Over to the right, the #PJNET graphic is proudly displayed. It's actually a link to your web page/article. This graphic will always appear in all "Summary" tweets for branding and to proclaim you as a member in good standing with the Patriot Journalist Network.

Since these illustrations are not tweets, you may be wondering what web page/article this example tweet links to. Click here to view the article.

What's all this stuff about your web page/article? After all, you may not have your own website or blog. Even if you did, you may not know how to build web pages. So what good is a "Summary" tweet?

That's where we come in. We've got a website.
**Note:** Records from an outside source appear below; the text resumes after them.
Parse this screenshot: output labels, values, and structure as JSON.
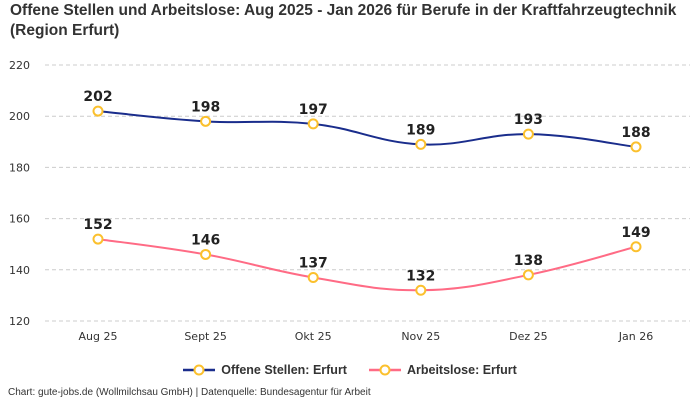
{
  "chart_data": {
    "type": "line",
    "title": "Offene Stellen und Arbeitslose: Aug 2025 - Jan 2026 für Berufe in der Kraftfahrzeugtechnik (Region Erfurt)",
    "categories": [
      "Aug 25",
      "Sept 25",
      "Okt 25",
      "Nov 25",
      "Dez 25",
      "Jan 26"
    ],
    "series": [
      {
        "name": "Offene Stellen: Erfurt",
        "values": [
          202,
          198,
          197,
          189,
          193,
          188
        ],
        "color": "#1a2d8c"
      },
      {
        "name": "Arbeitslose: Erfurt",
        "values": [
          152,
          146,
          137,
          132,
          138,
          149
        ],
        "color": "#ff6b85"
      }
    ],
    "marker_color": "#fbc02d",
    "ylim": [
      120,
      220
    ],
    "yticks": [
      "120",
      "140",
      "160",
      "180",
      "200",
      "220"
    ],
    "grid": true,
    "legend": "bottom",
    "xlabel": "",
    "ylabel": ""
  },
  "footer": "Chart: gute-jobs.de (Wollmilchsau GmbH) | Datenquelle: Bundesagentur für Arbeit"
}
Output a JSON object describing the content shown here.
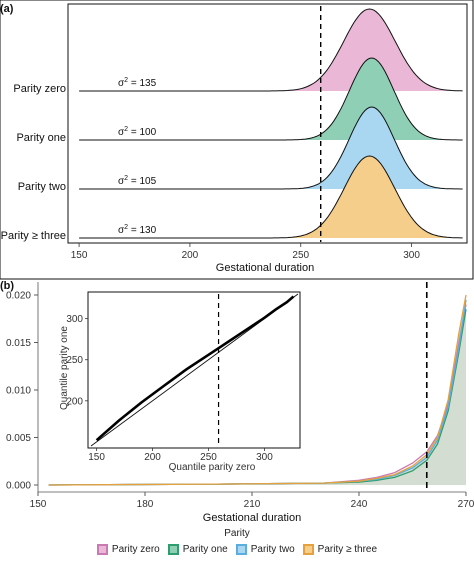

The Patriot Journalist Network website is very well branded and popular among conservative Twitter users. We've got the technology to incorporate all the magic to create "Summary" pages for your own article. And we're offering it to you as a member benefit. Before we go into the details of how easy we've made it for you to take advantage of the power of "Summary" tweets, let's take a look at strategy to get the most from them.

A "Summary" tweet offers several advantages over "just another tweet" or even "just another tweet with a link". Why?
  • At 140 characters, a text tweet without a link can't say much
  • If a tweet contains a link, now you have even fewer characters left to get viewers interested in clicking the link
  • Users may want to know more before leaving Twitter to check out a link
  • If the user clicks the "View Summary" link, they are able to get more information. Even if they never go to your web page/article, they have been afforded an opportunity to be better informed on the subject
Shooting from the hip is OK for a regular tweet, but before going off half cocked with "Tweet Sweet", let's take a look at the workflow. Normally a tweet stands on it's own - a short simple statement for your followers to read. Fine for casual and social tweeting, but not well suited when you are tweeting with a purpose. Tweets with a purpose usually include a link. The focal point is still the tweet. The link is there as a means by which the viewer can get more information. We've covered the shortcomings if this approach.

So instead of using the tweet itself as the focus of the message, think of the tweet as a headline. Newspapers have been doing this for years. The headline screams something to invoke an emotional response in hopes of getting you to read the article. Well, "Tweet Sweet" uses this time proven principle. You want the viewer to read your web page/article, right? Then wordsmith the tweet as a headline that intices them to click "View Summary" to find out more. Then use the summary text to further tease the subject matter of your web page/article. It's powerful. To sum it all up:
  • Wordsmith the tweet as a HEADLINE and include your "Tweet Sweet" link to trigger the "View Summary" link
  • Wordsmith the summary to tease the viewer about the subject matter of your web page/article
  • Have a good article
Now that brings us to the meat and potatos. The four ingredients in the "Tweet Sweet" recipe are:
  • Your web page/article
  • Your "View Summary" text
  • Your "Tweet Sweet" link to include in your Tweet that triggers the "View Summary" link to appear beneath your tweet
  • Your Tweet that includes the "Tweet Sweet" link
Well, we leave the tweet entirely up to you. We provide the tools to easily create everything else - even if you don't know anything about designing a web page/article. All you do is type. We take care of all the heavy lifting to make it a web page and integrate with Twitter. Your article can be formatted with headline text, bullet lists, pictures, videos, links, etc - everything you would expect in a professional looking web page or blog article. When you get done, just click the "Create Tweet Sweet Link" button at the bottom of the form. A new page will open with your "Tweet Sweet" link. You can use it with any tweet. As a member in good standing of the Patriot Journalist Network, you can create as many "Tweet Sweet" links as you wish.